The kingdom conducted the largest-ever emerging market bond sale on Wednesday, selling $17.5 billion of debt in the government’s first international offer while attracting investor orders totalling almost four times that amount.
Demand was larger and pricing tighter than expected. London-based Capital Economics estimated the issue would finance around a third of next year’s state budget deficit and almost all of the kingdom’s current account gap, meaning its foreign exchange reserves were unlikely to fall much further in coming years.
Subsequently, Finance Minister Ibrahim Alassaf said in a televised interview that state payments to construction firms would increase in the coming period and that delays in the payments were merely due to “technical reasons”.
Saudi Arabia’s general market index is one of the worst-performing in the world so far this year; it is down 20.1 percent year-to-date, suggesting some room for recovery if sentiment improves.
Saudi Electricity Co may attract interest on Thursday after reporting a 50.8 percent jump in third-quarter net profit to 4.40 billion riyals ($1.17 billion); NCB Capital had forecast 1.90 billion riyals.
However, the second-largest telecommunications operator, Etihad Etisalat (Mobily), may drop after it missed analysts’ estimates by a large margin.
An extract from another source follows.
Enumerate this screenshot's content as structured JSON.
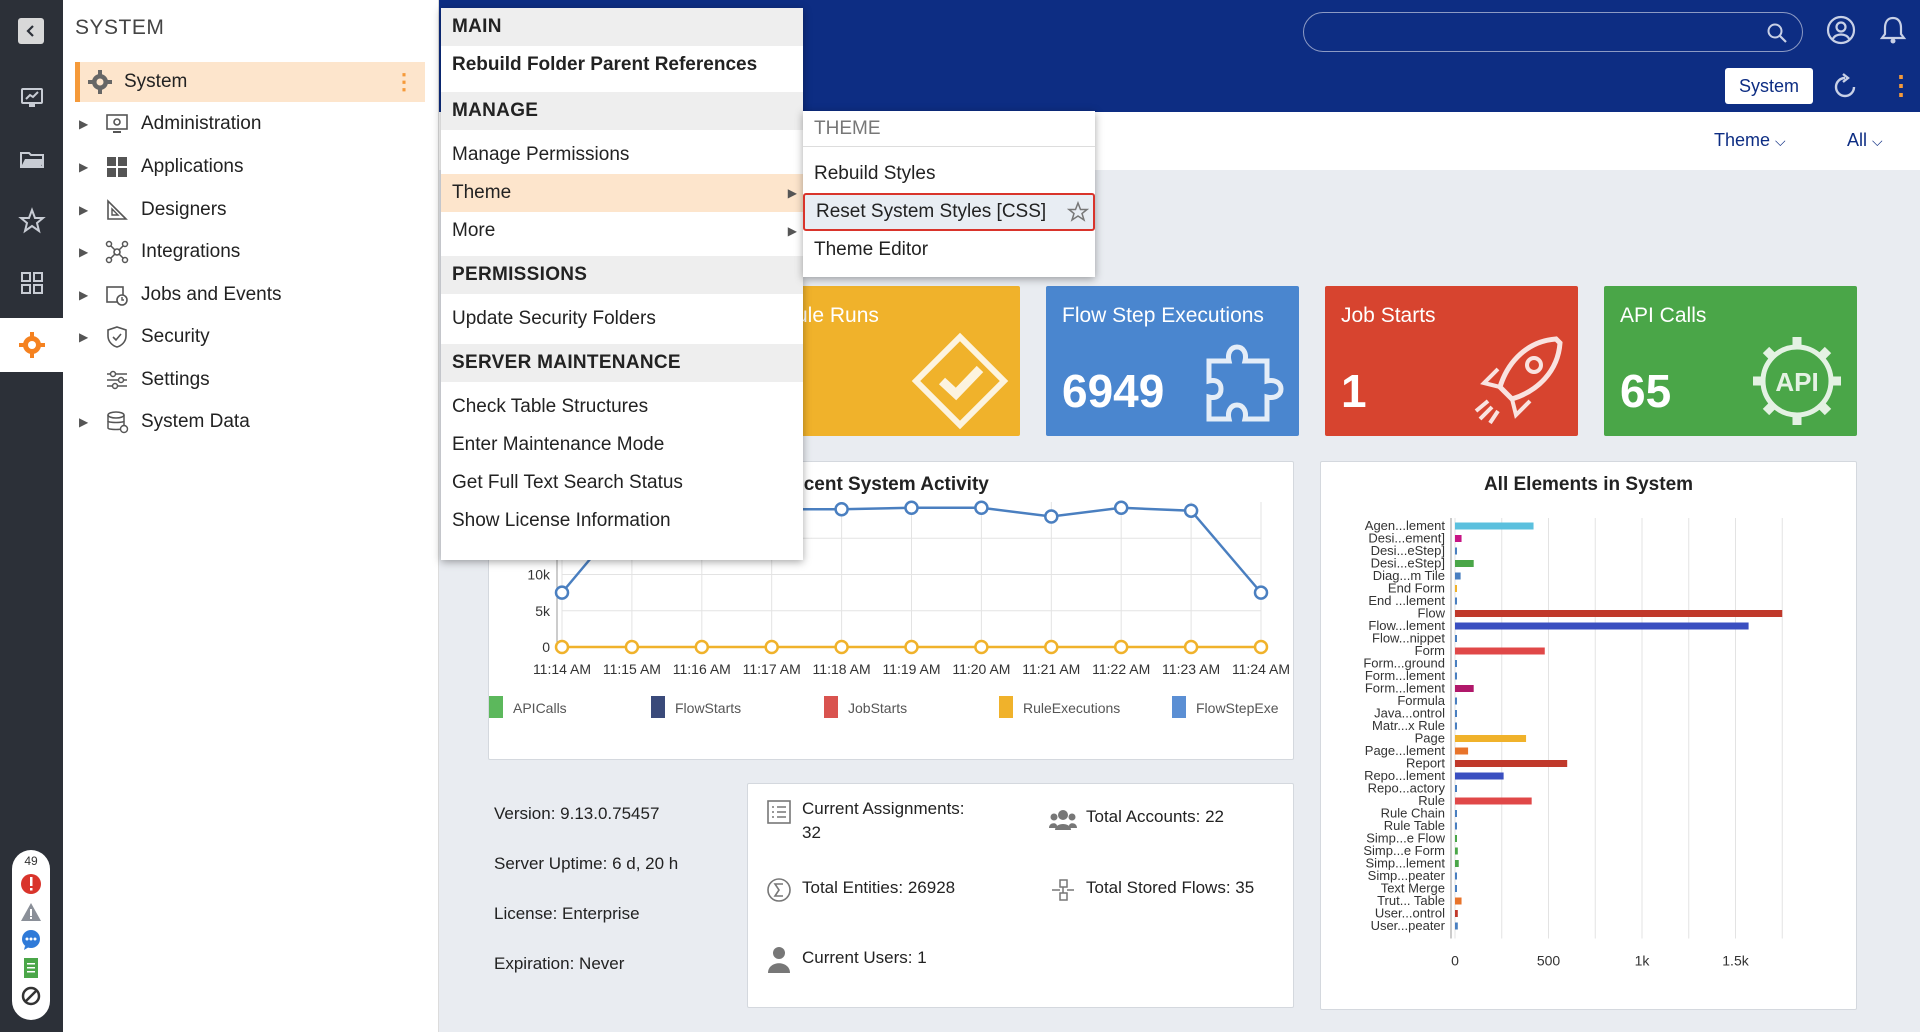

The company ended three straight quarters of profits and made net loss of 167.7 million riyals, compared with a loss of 158.3 million riyals in the prior-year period; analysts had forecast Mobily would make a quarterly net profit of 15.06 million riyals on average.
Rival Saudi Telecom Co also reported lower profits in the third quarter. It made a profit of 2.15 billion riyals, down 7.5 percent but in line with expectations.
Saudi International Petrochemical (Sipchem) missed estimates with a net loss of 59 million riyals versus a net profit of 71.6 million riyals a year earlier. The average forecast of three analysts had been for a 30.6 million riyal profit.
But shares in other petrochemical producers may remain firm as Brent futures rallied almost 2 percent on Wednesday because of a drawdown in U.S. inventories and expectations for an OPEC-led cut in production.
Construction firm Abdullah Abdul Mohsin al-Khodari and Sons reported a wider third-quarter net loss of 47.76 million riyals, compared to loss of 14.3 million riyals in the year-earlier period; EFG Hermes had forecast a loss of only 19.5 million riyals.